Three-dimensional printed cars will soon find their way to driveways and cul-de-sacs all across the world as the first mass-produced vehicle of its kind aims to revolutionize the auto industry.
Cars are a pretty big investment. They are also quite necessary for some and quite desirable for others. So why not keep the second part but drop the price? That’s what Italian-based electric car company XEV and 3D-printing material company Polymaker want to achieve with a tiny but adorable car called the LSEV.
“XEV is the first real mass production project using 3D printing,” said Dr. Luo Xiaofan, co-founder and CEO of Polymaker, during a recent press conference at the 3D-Printing Cultural Museum in Shanghai.
“By saying real, I mean there are also lots of other companies using 3D printing for production. But nothing can really compare with XEV in terms of the size, the scale, and the intensity.”
According to CNBC, the printed car will weigh just around 450 kgs (992 pounds), takes just three days to print, and will bring you back under $10K. The secret behind this price tag, Polymaker says, lies in the 3D printing process itself. The company managed to shrink the number of plastic components that go into the vehicle from 2,000 to just 57. This makes it much faster and cheaper to print, but also lighter than any comparable vehicle. Apart from the chassis, seats, and glass panes, every visible part of the car was 3D-printed.
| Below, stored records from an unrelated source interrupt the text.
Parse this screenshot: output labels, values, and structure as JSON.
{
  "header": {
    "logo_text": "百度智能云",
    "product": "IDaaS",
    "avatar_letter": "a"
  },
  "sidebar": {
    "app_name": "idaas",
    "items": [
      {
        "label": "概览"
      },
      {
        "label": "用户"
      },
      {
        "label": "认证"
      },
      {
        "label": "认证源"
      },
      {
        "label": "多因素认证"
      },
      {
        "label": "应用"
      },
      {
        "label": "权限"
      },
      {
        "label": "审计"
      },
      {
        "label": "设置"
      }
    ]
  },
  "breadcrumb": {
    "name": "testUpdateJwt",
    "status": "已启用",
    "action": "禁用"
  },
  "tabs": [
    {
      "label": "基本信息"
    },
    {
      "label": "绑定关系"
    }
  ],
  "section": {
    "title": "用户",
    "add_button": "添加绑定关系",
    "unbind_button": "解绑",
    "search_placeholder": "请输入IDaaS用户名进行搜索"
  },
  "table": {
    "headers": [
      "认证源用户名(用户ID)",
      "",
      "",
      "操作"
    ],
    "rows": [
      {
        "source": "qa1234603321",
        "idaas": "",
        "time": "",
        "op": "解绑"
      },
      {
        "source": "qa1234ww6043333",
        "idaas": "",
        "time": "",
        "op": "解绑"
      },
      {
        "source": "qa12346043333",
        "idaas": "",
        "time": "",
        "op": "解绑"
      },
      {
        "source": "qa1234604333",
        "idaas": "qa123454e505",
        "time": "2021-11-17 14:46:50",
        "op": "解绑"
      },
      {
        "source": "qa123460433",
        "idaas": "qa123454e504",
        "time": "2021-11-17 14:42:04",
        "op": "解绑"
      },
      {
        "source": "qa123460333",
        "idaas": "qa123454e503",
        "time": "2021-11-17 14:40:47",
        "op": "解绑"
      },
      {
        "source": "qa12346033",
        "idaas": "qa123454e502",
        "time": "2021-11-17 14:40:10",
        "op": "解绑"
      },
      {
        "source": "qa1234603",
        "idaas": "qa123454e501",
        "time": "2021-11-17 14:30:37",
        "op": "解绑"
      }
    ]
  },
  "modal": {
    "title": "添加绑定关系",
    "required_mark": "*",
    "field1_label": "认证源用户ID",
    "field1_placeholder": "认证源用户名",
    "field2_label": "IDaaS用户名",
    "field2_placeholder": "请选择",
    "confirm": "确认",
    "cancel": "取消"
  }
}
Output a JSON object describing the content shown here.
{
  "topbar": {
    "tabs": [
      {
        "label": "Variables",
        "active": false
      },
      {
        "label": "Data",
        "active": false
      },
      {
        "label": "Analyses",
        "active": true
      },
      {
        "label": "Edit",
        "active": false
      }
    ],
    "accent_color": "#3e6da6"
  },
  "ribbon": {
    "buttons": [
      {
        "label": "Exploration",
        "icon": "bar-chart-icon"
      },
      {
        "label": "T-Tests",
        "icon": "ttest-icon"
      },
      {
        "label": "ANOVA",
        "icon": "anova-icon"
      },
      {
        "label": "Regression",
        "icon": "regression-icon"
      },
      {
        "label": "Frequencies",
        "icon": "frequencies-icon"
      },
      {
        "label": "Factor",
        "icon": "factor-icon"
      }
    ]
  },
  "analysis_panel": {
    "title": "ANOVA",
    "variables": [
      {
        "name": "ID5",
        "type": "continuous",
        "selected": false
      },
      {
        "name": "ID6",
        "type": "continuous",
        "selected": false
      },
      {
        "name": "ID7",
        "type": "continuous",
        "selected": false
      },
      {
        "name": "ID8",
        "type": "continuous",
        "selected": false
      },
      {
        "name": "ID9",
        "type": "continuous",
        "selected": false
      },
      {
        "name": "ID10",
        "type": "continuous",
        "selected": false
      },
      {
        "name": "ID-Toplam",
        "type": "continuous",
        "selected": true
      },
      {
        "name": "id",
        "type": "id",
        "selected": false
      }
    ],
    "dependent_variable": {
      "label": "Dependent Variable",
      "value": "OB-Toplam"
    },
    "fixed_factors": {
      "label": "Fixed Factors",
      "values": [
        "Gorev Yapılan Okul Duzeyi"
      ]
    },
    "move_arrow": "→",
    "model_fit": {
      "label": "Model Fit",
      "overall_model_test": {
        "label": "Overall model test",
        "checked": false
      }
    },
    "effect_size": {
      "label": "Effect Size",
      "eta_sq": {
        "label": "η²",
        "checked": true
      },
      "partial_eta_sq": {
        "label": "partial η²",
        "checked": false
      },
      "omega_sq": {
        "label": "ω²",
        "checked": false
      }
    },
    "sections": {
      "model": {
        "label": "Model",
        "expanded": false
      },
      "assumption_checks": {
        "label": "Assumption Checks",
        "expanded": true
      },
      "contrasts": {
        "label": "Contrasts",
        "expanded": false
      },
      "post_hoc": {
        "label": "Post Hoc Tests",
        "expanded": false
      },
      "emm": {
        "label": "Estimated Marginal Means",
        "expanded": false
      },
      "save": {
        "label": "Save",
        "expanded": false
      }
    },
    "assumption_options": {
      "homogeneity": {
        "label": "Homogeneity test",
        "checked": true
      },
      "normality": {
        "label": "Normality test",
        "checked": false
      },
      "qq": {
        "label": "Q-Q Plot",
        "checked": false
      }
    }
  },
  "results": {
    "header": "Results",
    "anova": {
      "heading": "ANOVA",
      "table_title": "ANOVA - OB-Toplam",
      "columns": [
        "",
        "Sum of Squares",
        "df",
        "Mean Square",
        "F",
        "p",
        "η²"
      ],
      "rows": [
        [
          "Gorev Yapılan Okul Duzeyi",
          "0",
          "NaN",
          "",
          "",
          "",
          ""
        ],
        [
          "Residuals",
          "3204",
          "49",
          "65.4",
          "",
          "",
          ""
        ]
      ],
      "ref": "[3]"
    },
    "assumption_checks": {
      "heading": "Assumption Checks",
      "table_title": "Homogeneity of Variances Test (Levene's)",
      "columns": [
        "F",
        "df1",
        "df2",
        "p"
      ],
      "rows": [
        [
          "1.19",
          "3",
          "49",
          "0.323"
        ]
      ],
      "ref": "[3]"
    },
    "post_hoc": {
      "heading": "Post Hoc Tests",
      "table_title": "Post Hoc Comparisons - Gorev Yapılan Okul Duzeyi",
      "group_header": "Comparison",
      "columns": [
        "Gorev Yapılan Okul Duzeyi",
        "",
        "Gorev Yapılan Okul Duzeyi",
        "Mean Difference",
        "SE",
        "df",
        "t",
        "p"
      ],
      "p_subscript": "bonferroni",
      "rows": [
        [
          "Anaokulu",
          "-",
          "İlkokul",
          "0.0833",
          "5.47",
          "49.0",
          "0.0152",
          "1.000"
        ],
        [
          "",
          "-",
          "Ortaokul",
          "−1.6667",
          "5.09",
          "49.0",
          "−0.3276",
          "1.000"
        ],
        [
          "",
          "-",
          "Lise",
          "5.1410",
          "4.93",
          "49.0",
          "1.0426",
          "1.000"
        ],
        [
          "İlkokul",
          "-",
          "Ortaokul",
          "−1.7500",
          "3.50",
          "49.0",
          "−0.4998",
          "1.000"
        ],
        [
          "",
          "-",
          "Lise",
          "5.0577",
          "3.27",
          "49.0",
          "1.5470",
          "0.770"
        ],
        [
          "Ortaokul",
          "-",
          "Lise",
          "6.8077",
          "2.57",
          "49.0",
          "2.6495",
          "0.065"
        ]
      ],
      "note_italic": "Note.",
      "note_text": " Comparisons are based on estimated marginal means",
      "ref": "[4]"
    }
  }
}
It does come with limitations, however — this isn’t a sports car. It’ll do up to 43 mph (around 70km/h), and a single charge will cover about 93 miles (150km). Not good if you’re trying to cross the border to Mexico in a hurry — but really handy when you have to zip about through a crowded city. The vehicle’s relatively small dimensions also help in this regard.
People seem to agree with me: as XEV reports, they’ve already received 7,000 orders for their car, despite the fact that production should start sometime in the quarter of 2019.
“This strategic partnership between XEV and Polymaker leads to a revolutionary change in automotive manufacturing,” writes Polymaker. “It is possible that similar changes, related with 3D printing technology, will happen to every aspect of manufacturing very soon.”